Les Gaillardin vivent dans un confort certain. Leur maison bourgeoise, à proximité de Paris, dispose d’un intérieur élégant et spacieux : un grand escalier, des meubles de prix, des bibelots à profusion ; quelques animaux empaillés (Gabriel Gaillardin, le mari, doit aimer la chasse, et se soucier fort peu du temps libre de sa femme, tel Almaviva le comte mozartien) et une grande armoire en bois sculpté, refuge de prétendants à l’occasion. Caroline, la femme, a un soupirant, Alfred, tout comme la comtesse a un admirateur, Cherubin. Les Gaillardin ont une soubrette à leur service –Arlette-, bonne à tout faire, personnage théâtral indispensable pour faire avancer l’action.

Un premier acte hésitant

Gabriel a insulté un policier. Il est condamné à huit jours de prison. Survient le notaire Duparquet son ami, et dans un duo d’une grande drôlerie -où les artistes Didier Henry (Gabriel) et Michel Vaissière (Duparquet) ont montré leur maitrise de la scène-, le deuxième convainc son ami -en fait la proie de sa vengeance- d’assister cette même nuit à un bal masqué, en compagnie de danseuses de l’Opéra de Paris, chez le prince Orlovsky.

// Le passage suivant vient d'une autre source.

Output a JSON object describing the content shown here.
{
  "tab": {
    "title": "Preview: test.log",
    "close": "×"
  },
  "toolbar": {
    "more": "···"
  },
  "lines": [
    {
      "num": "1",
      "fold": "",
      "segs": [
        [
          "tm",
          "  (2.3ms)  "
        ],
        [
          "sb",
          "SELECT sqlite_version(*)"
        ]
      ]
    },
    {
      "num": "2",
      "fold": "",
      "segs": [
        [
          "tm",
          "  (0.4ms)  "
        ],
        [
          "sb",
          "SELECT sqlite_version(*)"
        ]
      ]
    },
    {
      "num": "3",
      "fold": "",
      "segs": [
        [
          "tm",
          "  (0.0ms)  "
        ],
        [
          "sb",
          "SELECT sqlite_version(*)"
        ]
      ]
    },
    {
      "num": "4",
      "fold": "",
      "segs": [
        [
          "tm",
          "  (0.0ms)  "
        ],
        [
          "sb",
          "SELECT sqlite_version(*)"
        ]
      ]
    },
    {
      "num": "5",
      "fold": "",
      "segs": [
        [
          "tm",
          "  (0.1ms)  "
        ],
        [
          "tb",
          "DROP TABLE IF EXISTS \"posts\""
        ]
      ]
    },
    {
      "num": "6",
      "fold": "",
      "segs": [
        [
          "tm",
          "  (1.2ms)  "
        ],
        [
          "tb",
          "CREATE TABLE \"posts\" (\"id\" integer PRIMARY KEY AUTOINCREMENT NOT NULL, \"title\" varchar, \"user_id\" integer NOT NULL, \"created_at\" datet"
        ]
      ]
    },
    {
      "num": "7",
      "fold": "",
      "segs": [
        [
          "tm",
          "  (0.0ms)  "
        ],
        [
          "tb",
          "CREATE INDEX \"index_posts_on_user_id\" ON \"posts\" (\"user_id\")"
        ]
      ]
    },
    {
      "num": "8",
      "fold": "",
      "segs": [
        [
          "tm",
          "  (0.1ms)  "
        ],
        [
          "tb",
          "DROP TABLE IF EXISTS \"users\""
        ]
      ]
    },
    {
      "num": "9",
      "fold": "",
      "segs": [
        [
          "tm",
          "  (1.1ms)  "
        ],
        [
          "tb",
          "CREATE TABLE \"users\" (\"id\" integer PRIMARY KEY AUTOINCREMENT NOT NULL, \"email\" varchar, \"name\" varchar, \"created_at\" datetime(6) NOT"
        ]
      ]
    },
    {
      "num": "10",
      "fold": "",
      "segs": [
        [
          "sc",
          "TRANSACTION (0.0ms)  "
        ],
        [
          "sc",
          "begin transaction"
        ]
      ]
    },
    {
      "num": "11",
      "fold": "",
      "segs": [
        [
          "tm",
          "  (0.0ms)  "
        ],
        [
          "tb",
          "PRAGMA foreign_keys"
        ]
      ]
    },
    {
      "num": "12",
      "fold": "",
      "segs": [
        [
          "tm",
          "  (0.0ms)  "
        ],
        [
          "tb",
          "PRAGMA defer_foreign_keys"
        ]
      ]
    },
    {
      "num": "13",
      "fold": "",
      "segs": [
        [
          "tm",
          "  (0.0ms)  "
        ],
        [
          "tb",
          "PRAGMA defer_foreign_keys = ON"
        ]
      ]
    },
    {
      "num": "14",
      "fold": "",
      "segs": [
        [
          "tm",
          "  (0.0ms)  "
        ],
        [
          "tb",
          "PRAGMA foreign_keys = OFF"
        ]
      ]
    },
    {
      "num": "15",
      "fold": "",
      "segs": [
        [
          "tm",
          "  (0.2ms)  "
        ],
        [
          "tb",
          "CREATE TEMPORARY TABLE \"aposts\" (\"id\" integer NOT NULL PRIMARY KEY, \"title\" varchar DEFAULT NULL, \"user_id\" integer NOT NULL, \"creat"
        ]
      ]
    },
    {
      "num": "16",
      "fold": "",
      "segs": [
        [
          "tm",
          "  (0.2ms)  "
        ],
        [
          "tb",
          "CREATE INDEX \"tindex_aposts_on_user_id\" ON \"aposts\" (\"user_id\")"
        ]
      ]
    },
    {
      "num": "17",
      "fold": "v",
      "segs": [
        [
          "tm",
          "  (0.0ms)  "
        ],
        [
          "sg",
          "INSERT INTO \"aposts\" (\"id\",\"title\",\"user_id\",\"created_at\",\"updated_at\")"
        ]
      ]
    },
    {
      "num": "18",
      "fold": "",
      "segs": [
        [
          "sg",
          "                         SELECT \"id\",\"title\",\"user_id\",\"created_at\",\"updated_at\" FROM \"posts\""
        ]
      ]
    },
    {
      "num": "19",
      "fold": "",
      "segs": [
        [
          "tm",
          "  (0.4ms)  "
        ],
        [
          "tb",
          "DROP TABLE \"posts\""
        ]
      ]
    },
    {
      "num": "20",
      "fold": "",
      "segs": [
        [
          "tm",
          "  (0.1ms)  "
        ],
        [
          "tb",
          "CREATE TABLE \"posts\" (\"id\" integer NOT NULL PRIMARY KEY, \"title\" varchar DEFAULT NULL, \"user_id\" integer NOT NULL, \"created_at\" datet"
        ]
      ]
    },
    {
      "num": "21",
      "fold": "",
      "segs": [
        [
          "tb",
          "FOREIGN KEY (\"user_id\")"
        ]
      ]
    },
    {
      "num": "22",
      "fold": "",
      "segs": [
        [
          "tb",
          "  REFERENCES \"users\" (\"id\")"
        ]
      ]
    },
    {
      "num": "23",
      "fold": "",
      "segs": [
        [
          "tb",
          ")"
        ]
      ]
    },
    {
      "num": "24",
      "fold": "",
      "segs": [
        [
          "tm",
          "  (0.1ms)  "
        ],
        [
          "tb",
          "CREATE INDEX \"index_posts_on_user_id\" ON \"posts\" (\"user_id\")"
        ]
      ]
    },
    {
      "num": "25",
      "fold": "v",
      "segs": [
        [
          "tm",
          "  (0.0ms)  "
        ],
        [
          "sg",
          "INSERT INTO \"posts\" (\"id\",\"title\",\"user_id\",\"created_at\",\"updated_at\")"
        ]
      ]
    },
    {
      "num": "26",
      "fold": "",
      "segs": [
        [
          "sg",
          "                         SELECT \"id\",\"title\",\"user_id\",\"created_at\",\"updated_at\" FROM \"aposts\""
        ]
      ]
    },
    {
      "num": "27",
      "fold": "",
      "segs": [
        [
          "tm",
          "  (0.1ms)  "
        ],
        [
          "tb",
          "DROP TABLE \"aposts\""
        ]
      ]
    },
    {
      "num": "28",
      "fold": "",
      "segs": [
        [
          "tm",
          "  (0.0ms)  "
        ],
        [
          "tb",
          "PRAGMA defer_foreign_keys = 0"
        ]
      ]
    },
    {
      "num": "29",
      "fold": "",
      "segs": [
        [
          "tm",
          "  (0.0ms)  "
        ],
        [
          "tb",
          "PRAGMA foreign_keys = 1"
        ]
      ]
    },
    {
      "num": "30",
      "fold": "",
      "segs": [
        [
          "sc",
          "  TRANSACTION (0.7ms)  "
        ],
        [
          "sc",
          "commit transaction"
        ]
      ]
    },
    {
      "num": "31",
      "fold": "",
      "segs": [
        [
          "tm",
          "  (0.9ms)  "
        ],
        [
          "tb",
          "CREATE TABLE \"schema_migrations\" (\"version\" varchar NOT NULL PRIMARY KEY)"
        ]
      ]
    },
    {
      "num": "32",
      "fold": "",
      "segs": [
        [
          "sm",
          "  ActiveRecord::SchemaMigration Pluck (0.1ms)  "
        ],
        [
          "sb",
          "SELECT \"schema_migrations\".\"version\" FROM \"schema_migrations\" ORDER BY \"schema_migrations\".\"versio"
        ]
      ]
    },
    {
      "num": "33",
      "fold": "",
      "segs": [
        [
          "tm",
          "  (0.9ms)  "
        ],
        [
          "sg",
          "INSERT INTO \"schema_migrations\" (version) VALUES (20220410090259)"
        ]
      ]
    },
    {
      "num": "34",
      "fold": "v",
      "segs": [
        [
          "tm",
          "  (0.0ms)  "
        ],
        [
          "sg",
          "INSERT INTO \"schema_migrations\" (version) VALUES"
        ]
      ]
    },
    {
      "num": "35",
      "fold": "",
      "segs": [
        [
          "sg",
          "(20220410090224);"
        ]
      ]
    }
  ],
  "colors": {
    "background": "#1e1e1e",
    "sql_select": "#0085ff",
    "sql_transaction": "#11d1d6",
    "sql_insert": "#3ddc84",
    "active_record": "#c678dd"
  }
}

Caroline, traumatisée dans un premier temps par la peine infligée à Gabriel, apprend de la bouche d’Arlette le projet de son mari. Elle décide d’assister elle aussi au bal avec la soubrette.

Pendant ce premier acte on a senti Catherine Dune hésitante dans le rôle de Caroline : ni vraiment autoritaire face à la bonne, ni bien indifférente face à son mari, ni même réellement intéressée par Alfred son soupirant, -Jérôme Billy- qui lui a dédié pourtant une belle ballade hors scène, d’une voix masculine, bien timbrée, tel Manrico dans « Il Trovatore » de Giuseppe Verdi. Mêlé à son insu à la drôle d’histoire des Gaillardin, le pauvre Alfred finira en prison à la fin de l’acte, à la place de Gabriel, sur une méprise de la police.

Un deuxième acte envoûtant

Les performances des artistes sur scène se sont beaucoup améliorées à partir du deuxième acte. Chez le Prince Orlovsky –rôle travesti interprété avec autorité par Claudia Mauro-, résidence luxueuse ornée de tableaux de maitre –Manet, Renoir,…-, c’est la fête. Tous s’y retrouvent, y compris Tourillon –Jacques Lemaire, désopilant- Directeur de la prison où est sensé se trouver Alfred à la place de…Gaillardin. Tous s’y retrouvent effectivement mais avec des identités inventées ; les qui pro quo se succèdent à toute allure pour aboutir finalement à l’amusant dialogue entre Gabriel et sa femme Caroline, déguisée en comtesse hongroise, qu’il tente de séduire. La vengeance de Duparquet se précise.

Pendant cet acte Agnès Pat –Arlette, soprano léger- a mis en valeur ses capacités vocales réunissant vivacité, flexibilité et clarté de timbre aussi, alors que Catherine Dune, d’une voix assurée a interprété la csárdás hongroise d’une voix riche et ample, sans l’ombre d’un doute ou d’une quelconque hésitation. Le chœur, bien qu’en formation réduite, a rempli admirablement l’espace scénique.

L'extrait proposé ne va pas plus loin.